Agence France-Presse reports that Wichai, whose last name has been withheld for the safety of his family, faced ten counts of lèse-majesté for photos and videos of the royal family that he allegedly shared on Facebook. His sentence is believed to be the harshest handed down to date of more than 100 cases of alleged royal defamation since the country’s military seized power in a 2014 coup.
A Thai legal watchdog group, iLaw, told AFP that Wichai was originally facing a 70 year sentence — seven years for each count — but his sentence was halved because he confessed to the crimes after spending a year in jail waiting for his trial.

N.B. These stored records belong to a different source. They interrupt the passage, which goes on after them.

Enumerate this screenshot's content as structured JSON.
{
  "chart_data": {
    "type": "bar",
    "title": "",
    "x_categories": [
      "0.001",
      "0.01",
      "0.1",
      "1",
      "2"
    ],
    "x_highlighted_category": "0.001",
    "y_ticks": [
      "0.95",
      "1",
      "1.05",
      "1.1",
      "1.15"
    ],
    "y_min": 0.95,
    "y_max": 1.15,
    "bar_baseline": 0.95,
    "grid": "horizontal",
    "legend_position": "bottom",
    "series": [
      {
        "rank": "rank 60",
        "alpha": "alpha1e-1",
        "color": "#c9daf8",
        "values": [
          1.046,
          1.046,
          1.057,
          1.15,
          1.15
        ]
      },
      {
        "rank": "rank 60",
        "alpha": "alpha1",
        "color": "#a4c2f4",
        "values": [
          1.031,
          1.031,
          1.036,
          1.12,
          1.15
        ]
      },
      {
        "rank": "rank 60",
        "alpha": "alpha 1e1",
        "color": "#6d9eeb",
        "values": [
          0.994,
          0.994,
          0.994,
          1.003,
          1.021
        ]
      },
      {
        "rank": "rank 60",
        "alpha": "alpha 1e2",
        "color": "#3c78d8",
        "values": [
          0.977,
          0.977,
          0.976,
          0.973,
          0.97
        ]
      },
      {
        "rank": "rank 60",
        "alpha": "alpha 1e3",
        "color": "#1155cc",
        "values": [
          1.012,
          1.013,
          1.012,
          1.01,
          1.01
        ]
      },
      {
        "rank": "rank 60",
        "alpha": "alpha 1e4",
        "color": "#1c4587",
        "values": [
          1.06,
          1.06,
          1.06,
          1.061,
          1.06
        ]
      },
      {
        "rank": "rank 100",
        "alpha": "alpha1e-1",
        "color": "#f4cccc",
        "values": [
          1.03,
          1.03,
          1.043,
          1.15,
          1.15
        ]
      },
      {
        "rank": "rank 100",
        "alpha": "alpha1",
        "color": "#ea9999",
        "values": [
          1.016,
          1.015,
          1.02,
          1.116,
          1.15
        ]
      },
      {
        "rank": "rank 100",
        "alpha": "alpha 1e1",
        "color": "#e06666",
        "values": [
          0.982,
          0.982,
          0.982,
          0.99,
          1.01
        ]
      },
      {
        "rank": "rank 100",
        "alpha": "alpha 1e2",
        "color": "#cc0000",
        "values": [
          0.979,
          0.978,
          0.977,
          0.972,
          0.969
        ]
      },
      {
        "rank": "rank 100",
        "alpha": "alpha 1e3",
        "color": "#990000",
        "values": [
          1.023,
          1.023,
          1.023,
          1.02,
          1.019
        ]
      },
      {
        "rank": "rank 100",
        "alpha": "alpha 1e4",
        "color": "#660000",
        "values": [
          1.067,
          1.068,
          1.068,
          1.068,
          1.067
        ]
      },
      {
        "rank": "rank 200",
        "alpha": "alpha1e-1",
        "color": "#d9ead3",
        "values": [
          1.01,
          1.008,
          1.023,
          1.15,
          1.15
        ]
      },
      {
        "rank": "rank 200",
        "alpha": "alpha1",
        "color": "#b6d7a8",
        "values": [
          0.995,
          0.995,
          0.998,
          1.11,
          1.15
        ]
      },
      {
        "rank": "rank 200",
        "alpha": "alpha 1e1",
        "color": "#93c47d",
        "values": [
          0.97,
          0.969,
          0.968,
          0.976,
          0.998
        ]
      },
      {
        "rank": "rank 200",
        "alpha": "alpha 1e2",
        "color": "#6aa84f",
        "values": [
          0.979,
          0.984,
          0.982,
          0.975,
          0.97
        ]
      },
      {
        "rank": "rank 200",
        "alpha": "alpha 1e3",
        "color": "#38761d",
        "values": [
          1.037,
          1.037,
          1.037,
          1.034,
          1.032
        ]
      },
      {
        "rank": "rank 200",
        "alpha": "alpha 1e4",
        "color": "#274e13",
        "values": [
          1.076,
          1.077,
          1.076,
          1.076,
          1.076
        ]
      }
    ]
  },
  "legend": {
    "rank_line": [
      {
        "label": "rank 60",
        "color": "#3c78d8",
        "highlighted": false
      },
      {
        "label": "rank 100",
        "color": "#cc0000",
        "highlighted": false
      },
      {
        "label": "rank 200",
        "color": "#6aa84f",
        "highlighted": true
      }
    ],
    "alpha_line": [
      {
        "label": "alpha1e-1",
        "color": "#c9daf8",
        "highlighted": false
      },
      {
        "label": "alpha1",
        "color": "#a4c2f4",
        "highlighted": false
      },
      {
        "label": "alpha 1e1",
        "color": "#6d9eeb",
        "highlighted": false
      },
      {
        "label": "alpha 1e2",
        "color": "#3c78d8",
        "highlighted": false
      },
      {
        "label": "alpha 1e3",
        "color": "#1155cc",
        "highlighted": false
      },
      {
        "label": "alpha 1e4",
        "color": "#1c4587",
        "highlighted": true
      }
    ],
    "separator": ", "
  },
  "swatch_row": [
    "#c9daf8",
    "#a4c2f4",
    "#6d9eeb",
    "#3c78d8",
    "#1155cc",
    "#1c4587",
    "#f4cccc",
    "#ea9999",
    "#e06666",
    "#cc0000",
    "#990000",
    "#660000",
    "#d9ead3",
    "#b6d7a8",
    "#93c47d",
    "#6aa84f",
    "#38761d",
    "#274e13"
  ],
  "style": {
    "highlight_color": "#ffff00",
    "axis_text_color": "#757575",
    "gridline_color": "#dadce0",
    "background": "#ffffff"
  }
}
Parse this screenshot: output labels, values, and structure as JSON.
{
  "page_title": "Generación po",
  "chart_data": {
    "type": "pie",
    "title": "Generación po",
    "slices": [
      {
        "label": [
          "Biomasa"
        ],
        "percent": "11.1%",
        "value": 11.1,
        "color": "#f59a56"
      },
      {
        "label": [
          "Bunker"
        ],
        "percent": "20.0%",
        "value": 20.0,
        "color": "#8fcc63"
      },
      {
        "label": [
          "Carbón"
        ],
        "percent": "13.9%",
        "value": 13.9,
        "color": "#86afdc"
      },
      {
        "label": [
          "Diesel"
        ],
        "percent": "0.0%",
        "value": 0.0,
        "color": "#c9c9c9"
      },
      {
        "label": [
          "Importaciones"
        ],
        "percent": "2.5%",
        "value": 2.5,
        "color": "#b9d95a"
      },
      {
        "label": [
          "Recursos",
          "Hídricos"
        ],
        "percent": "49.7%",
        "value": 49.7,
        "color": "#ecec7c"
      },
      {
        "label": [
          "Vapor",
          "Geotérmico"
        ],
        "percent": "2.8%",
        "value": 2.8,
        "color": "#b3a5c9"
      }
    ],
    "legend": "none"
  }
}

Thailand’s lèse-majesté law is among the strictest of its kind; the legislation is ostensibly meant to protect the royal family from being defamed, but in practice is often used to suppress dissent. Violators can be sentenced to up to 15 years in prison, and complaints can be made by anyone, against anyone, at any time.
Read More: The Draconian Legal Weapon Being Used to Silence Thai Dissent
Since the 2014 coup, the junta, led by retired army chief General Prayuth Chan Ocha, has tightened restrictions on the media, on phone and Internet use. Last month the regime warned Facebook that it would be shut down in the country if it did not censor content deemed inappropriate by the Thai government. Facebook did not comply and was not shut down.
Human rights groups and legal professionals say they have seen an uptick in enforcement of defamation laws since the coup. Thailand’s array of anti-defamation clauses have also had a chilling effect on social media users and activists in the wake of last year’s death of the beloved King Bhumibol Adulyadej, who was succeeded by his son, the current King Vajiralongkorn.